3.1. ページシーケンス

 文書を構成する要素について突き詰めていくと、それは文字であったり、あるいは図や表であったりします。そして、これらを描くためにはキャンバスとなるものが必要です。改めて説明するほどのことではありませんが、物理的には一枚の印刷用紙が、概念的にはページがキャンバスに相当します。
 さて、文字や図を表示するには、それに先立ってページ(用紙)のサイズなどを決める必要があります。用紙サイズなどのページ特性を指定するために用いるのがページシーケンスです。ただし、ページシーケンスは単にページ特性情報を持っているというわけではありません。たとえば、表紙と本文、あるいは見開きの右ページと左ページで余白などのレイアウトを変更する必要があるとします。

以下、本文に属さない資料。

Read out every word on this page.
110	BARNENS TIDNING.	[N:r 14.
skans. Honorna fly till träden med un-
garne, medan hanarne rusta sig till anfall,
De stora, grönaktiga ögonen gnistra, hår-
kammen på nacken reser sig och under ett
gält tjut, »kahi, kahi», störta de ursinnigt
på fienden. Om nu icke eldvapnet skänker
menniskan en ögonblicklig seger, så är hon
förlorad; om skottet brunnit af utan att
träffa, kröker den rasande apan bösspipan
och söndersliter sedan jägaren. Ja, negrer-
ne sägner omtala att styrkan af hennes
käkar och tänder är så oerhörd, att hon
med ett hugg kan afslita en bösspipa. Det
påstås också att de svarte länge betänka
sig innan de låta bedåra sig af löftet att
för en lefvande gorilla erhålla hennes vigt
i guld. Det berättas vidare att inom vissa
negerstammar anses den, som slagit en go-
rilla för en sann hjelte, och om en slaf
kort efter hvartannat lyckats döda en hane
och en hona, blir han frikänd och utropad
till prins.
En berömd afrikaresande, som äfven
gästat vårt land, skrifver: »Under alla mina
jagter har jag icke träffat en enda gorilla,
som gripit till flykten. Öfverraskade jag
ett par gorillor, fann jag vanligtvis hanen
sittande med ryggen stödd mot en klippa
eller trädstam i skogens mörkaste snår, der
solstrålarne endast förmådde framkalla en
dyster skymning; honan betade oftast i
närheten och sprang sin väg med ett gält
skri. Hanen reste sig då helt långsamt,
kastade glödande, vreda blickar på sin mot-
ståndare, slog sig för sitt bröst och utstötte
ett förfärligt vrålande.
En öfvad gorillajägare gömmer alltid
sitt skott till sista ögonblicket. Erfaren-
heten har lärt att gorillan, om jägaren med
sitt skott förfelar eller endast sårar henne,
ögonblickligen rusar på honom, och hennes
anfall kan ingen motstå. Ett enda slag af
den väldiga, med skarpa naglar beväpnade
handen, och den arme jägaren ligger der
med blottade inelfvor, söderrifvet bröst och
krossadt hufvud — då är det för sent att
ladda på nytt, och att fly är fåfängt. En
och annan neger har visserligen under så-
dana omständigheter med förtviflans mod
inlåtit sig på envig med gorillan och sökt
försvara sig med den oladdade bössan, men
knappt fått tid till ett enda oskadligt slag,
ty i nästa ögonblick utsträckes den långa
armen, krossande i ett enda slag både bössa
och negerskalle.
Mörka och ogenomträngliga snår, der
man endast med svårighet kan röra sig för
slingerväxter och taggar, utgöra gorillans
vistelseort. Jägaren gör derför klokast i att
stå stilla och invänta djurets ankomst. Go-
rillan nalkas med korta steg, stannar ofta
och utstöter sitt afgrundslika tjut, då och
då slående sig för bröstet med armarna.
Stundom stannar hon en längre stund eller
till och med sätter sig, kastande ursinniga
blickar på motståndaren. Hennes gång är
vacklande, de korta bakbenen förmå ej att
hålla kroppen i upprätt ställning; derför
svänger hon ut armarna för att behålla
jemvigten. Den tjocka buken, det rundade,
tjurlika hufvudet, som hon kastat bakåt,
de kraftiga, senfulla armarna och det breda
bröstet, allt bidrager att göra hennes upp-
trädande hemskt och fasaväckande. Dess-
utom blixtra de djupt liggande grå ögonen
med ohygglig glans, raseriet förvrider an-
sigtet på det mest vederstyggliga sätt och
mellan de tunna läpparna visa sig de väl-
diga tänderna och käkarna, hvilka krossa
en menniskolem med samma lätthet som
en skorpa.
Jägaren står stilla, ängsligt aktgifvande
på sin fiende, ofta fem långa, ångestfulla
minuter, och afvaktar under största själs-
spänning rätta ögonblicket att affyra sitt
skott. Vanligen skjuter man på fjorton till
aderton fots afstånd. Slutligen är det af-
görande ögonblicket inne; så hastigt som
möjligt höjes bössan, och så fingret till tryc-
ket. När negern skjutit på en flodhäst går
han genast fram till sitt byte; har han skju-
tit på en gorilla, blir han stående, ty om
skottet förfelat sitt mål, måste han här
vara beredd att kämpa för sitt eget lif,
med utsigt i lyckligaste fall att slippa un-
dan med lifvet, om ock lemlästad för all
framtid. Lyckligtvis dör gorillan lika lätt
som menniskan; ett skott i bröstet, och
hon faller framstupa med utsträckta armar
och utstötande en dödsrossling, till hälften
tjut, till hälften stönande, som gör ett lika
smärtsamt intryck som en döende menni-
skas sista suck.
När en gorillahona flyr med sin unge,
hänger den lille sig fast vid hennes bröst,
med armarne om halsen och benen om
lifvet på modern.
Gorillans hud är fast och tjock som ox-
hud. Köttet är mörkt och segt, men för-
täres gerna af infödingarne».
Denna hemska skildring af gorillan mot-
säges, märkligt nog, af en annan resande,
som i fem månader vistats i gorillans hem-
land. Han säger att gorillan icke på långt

これを実現するために、各ページごとにページ特性を指定することは、普通に考えればナンセンスといえます。ページシーケンスの本来の役割は、こういった「右ページはこのレイアウト、左ページはこのレイアウト」といった条件に従って適切なページを自動選択して生成することにあるといえます(図3.1)。


図3.1 ページシーケンスからページを生成

 ページシーケンスは非常に柔軟なページ制御が可能になっているのですが、その分だけスタイル指定もやや複雑になっています。そこで、この複雑な指定の代わりに、ページ制御機能を実質的に取り払って、単純に同じレイアウトのページを繰り返し生成する、その代わりスタイル指定をぐんと簡略化した simple-page-sequence フロー・オブジェクト・クラスが用意されています[1]

[1] 完全な機能を持つ page-sequence フロー・オブジェクト・クラスについては第6 章で解説しています。